Zeus Electric Chassis / Courtesy
Zeus Electric Chassis intends to specialize in customizable medium-duty trucks for commercial and government fleets.
An under-the-radar electric vehicle startup in Minnesota has signed a lease for manufacturing space and is finalizing its first sale.
Automotive engineer Robert Grinstead spent eight years designing and developing the prototype for Zeus Electric Chassis. The company will make a medium-duty work truck designed to be easily customized with a variety of tools such as boom lifts.
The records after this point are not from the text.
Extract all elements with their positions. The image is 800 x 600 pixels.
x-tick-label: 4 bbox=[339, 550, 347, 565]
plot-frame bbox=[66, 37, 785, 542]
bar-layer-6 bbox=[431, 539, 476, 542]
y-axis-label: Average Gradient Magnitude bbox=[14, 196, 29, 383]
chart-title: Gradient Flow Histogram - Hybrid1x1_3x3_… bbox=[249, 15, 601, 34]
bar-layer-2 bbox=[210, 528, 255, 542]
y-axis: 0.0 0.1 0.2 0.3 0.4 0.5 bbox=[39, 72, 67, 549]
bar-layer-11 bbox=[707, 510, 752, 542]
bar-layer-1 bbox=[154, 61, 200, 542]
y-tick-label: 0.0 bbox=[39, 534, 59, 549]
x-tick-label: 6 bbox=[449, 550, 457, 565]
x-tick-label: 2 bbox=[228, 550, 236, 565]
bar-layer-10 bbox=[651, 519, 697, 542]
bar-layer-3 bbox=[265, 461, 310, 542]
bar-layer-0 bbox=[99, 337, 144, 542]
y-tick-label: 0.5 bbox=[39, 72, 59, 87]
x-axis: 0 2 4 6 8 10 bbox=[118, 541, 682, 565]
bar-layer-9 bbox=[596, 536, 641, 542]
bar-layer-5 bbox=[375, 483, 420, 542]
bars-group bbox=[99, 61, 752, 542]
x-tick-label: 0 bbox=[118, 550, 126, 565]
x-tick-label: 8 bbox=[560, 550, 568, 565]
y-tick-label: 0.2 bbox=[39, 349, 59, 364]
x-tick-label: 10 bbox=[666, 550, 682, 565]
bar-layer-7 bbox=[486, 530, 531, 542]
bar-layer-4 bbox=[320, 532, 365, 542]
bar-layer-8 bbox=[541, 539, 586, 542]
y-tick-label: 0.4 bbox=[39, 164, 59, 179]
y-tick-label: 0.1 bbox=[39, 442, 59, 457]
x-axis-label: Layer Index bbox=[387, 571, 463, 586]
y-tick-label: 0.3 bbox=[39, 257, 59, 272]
Chassis refers to the load-bearing frame that a vehicle is built on.
The product is aimed at what’s still an underserved niche in the fast-growing electric vehicle market: flatbeds, cherry pickers, delivery trucks and other medium-duty class 4, 5, and 6 vehicles, which are a step up from the biggest pickup but a notch or two below a big rig.
“There’s not a lot of competitors that are out there with an all-electric, purpose-built, medium-duty truck that’s designed to easily integrate different configurations with work packages on them,” said Mark Rawson, chief operating officer of the California Mobility Center, a paid consultant and early supporter of Zeus that works to connect electric vehicle startups with California fleet owners.
Zeus’ relationship with the center has paid off with a pending sale to the Sacramento Municipal Utility District, which is expected to purchase five Zeus Electric Chassis vehicles for $1.2 million by the end of the month.
“I think it’s pretty cutting edge,” said Casey Fallon, director of supply chain and fleet operations for the Sacramento Municipal Utility District. Zeus offered the utility a fully electric vehicle with all the same configuration options standard with conventional medium-duty work vehicles. “It just really made sense.”
The company plans to assemble the vehicles at a new facility in the St. Paul suburb of White Bear Lake using components from a variety of Midwest companies. The batteries will be from a German firm, Webasto.
The ability to customize the vehicles, known in the industry as “upfitting,” is a key differentiator for Zeus. The practice is common in the medium-duty truck market, where companies or governments might buy a small fleet of vehicles and customize each one with a specific set of tools or add-ons.
For Grinstead, the company is a culmination of nearly 30 years of experience working on and off with electric vehicles. He worked on his first electric vehicle project in the 1990s in Michigan, converting pickup trucks to run on electricity for a pilot project. After moving to Minnesota, he worked for the fire truck manufacturer Rosenbauer America before becoming an independent consultant and focusing his energy on developing an electric chassis.
Outside of his focus on an all-electric vehicle, Grinstead aimed to produce a highly modular design starting with three basic truck configurations that can combine with a host of backside applications. Zeus customizes battery size based on projected use, aiming for a battery range of about 160 miles.
“I think they’re going to have a heads-up on the market as it develops,” said Rawson. Government and commercial fleet owners in California, in particular, are looking for electric work vehicles to help reduce emissions and meet climate targets. “You’ve got a motivated customer base.”
The competition includes companies like Motiv Power Systems, Lightning eMotors, and BYD that retrofit gas vehicles to electric. Other auto and truck companies have models serving specific work truck niches outside Zeus Electric’s target markets. And eventually, mainstream auto manufacturers with truck divisions that will offer their medium-duty electric models.
“Sooner or later they will focus on these specialty vehicles, but right now, if we focus on the specialty vehicles, we can establish a market and we can establish our brand,” said Zeus Electric CEO Wayne Kugel, a former executive at supercomputer pioneer Cray Research.
Minnesota is home to one of the country’s leading electric bus manufacturers, American Flyer, but it’s hardly a hotbed for the automotive industry. Kugel said the Twin Cities’ location works because most of its components come from Midwest companies, including a chassis, frames, and cabins from Marion Body Works in Wisconsin and engines from Parker Hannifin Corp. of New Ulm. Tires, brakes and other components also will also come from outside firms, he said.
Kugel said the company’s focus in 2021 would be on building the vehicles for the Sacramento Municipal Utility District before moving on to other clients.